You can’t fight Mother Nature! That’s a lesson we, as Americans, seem to have never learned, and Mother Nature is surely winning in the Midwest.
As the Midwest has been pummeled by rain this spring, the water levels along the Mississippi and Ohio Rivers are at all-time highs which are creating some difficult situations to those who live on their banks.
One of the biggest controversies has been a situation in Cairo, IL. This small town of about 2,800 residents sits precariously between and just north of the convergence of the Mississippi and Ohio Rivers. The Mississippi River separates it from the neighboring state of Missouri.
Cairo’s residents have watched as the bulging Mississippi water level has risen to record highs. What to do to protect the town of Cairo from flooding has stirred a major debate between the state of Illinois and Missouri.
The Army Corp of Engineers stepped in a few weeks ago as the water was dangerously approaching the levee’s peak. Back in 1927, the exact situation existed and the decision was made to intentionally breach the levee allowing the water to flood farmland on the Missouri side of the river in an effort to lower the water levels putting pressure on the levees near Cairo.
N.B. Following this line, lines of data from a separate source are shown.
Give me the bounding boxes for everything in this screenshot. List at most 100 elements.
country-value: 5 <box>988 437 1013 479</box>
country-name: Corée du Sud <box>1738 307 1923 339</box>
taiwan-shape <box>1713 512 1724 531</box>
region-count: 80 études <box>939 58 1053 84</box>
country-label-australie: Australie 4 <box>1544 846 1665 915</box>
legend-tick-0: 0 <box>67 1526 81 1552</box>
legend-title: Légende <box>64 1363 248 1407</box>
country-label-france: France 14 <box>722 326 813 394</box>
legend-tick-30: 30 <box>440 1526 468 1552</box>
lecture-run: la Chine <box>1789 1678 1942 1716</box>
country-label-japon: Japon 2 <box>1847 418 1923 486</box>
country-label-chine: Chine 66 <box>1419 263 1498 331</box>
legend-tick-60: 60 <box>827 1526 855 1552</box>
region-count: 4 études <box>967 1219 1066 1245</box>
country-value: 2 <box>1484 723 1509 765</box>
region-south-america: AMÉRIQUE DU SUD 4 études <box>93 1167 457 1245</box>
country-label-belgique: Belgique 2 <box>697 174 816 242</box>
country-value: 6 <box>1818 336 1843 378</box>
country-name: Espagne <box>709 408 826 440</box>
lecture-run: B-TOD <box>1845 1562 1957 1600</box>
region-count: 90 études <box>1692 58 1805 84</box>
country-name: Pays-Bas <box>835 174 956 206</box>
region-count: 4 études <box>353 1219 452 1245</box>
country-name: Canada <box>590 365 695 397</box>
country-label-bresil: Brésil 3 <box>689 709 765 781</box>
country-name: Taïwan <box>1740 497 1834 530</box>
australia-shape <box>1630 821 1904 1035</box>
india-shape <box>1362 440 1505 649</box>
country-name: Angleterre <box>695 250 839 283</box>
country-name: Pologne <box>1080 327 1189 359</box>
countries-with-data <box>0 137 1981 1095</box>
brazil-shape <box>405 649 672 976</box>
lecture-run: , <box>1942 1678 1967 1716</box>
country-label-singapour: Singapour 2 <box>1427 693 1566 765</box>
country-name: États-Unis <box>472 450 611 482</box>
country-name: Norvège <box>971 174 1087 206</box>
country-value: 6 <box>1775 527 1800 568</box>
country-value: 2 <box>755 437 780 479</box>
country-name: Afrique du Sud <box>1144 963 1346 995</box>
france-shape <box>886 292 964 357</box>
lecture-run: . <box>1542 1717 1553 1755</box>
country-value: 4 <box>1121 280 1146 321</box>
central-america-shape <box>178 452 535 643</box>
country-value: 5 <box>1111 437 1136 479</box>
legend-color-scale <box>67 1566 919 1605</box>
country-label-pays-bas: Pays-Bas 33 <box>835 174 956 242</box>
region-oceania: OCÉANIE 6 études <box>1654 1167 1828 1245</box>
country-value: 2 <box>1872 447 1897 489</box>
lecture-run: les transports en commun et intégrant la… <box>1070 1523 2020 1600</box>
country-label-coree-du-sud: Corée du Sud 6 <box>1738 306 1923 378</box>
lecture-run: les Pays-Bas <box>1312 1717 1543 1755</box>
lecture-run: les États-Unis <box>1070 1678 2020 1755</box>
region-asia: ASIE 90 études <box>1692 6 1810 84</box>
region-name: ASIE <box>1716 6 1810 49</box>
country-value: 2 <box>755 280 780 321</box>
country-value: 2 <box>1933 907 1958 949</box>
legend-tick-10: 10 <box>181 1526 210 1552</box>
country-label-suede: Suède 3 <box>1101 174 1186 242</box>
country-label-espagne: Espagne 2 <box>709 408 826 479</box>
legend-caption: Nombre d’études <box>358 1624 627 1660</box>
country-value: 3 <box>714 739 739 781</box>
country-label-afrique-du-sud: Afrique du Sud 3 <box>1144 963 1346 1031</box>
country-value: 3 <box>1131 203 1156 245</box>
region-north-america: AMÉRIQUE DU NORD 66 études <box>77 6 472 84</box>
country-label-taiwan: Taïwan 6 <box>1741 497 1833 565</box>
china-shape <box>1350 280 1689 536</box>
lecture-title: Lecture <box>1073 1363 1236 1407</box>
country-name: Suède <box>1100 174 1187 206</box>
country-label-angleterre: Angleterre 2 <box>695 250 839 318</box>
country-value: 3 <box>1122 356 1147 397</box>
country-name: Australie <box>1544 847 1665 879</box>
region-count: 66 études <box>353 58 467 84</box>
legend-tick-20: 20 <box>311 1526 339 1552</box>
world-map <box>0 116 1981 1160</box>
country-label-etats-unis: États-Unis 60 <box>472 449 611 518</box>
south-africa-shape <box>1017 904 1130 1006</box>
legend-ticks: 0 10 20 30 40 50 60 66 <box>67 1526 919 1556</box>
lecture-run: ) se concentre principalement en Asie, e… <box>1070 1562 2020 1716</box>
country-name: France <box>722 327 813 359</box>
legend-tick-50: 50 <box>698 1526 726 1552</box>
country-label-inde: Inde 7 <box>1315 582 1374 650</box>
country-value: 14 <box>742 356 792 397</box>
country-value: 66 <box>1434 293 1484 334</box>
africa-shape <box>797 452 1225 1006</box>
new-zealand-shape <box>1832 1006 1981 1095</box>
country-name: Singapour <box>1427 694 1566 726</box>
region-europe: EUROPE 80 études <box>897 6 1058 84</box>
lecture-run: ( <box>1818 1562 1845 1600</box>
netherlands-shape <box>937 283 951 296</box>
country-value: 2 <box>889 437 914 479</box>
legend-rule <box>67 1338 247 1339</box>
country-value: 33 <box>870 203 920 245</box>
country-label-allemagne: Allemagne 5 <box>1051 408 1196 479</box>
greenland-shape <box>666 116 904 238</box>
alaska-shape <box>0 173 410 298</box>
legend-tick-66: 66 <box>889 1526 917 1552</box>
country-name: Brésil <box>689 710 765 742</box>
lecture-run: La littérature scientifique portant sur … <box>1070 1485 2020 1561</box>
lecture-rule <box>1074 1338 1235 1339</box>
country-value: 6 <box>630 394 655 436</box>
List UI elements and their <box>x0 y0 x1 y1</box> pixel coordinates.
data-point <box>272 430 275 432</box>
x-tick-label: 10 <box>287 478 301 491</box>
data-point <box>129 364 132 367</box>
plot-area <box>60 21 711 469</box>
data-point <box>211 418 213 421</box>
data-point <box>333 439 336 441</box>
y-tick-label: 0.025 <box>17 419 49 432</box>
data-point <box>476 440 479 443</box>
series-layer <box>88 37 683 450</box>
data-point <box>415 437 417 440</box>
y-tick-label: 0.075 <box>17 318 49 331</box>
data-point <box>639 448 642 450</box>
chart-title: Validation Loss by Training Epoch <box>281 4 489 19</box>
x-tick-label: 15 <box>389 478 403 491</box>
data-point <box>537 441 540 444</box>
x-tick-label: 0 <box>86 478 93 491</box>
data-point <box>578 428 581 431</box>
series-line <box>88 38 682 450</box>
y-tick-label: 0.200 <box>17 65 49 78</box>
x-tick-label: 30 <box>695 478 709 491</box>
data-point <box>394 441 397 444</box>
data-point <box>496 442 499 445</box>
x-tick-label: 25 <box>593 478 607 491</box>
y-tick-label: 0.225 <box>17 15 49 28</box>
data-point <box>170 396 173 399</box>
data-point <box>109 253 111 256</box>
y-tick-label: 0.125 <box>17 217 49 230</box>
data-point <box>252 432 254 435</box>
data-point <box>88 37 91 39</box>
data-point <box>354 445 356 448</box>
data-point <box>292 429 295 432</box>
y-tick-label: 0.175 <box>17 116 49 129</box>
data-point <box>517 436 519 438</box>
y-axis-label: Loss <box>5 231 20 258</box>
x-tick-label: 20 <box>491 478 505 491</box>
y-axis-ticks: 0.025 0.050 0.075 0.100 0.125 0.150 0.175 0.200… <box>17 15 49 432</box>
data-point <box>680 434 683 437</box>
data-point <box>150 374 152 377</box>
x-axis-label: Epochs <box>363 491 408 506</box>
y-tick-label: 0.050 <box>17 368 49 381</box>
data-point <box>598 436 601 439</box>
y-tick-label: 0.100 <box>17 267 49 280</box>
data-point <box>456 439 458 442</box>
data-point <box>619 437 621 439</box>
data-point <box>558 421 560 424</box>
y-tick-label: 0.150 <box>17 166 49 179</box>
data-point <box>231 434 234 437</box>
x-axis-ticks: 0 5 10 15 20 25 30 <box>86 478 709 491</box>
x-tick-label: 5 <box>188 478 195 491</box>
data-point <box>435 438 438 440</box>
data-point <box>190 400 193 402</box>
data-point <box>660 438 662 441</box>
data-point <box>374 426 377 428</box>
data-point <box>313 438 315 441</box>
You can imagine the controversy. Flooding farmland puts farmers out of business for the rest of the season, but breaking the levee saves a town. The farmland was designated a flood-way back in 1927 as the corp. decided then that flooding the land would be “the plan” for future possible levee crests.
To complicate matters, the farmland is in Missouri while the town is in Illinois which has brought out the politicians.
Prior to yesterday, questions mounted. Who will pay for the more than $300 million in damage to farmland and costs to evacuate the approximately 230 Missourians? Will farm flood insurance cover personal property damages? After all this would be a man-made catastrophe. What will happen to the farmland as the water subsides? Will the water ever subside? What will be the effect of silt deposits the water leaves behind?
Monday evening the corp. breached the levee and the river flooded the Missouri farmland. Some people are furious about this – others are thankful that their homes were spared.
Whether or not you agree or disagree with the steps taken, this is a perfect example of how we cannot control Mother Nature. We try to build taller levees to protect adjacent land, towns and businesses, but the fact is, building bigger and bigger levees only pushes the problem elsewhere to another town - another state. Someone loses.
While the residents of Cairo have surely won this small battle, the Corp. blew a hole in another part of the Cairo levee this afternoon to relieve the yet-rising water. So, in case you’re keeping tabs, Mother Nature is still winning.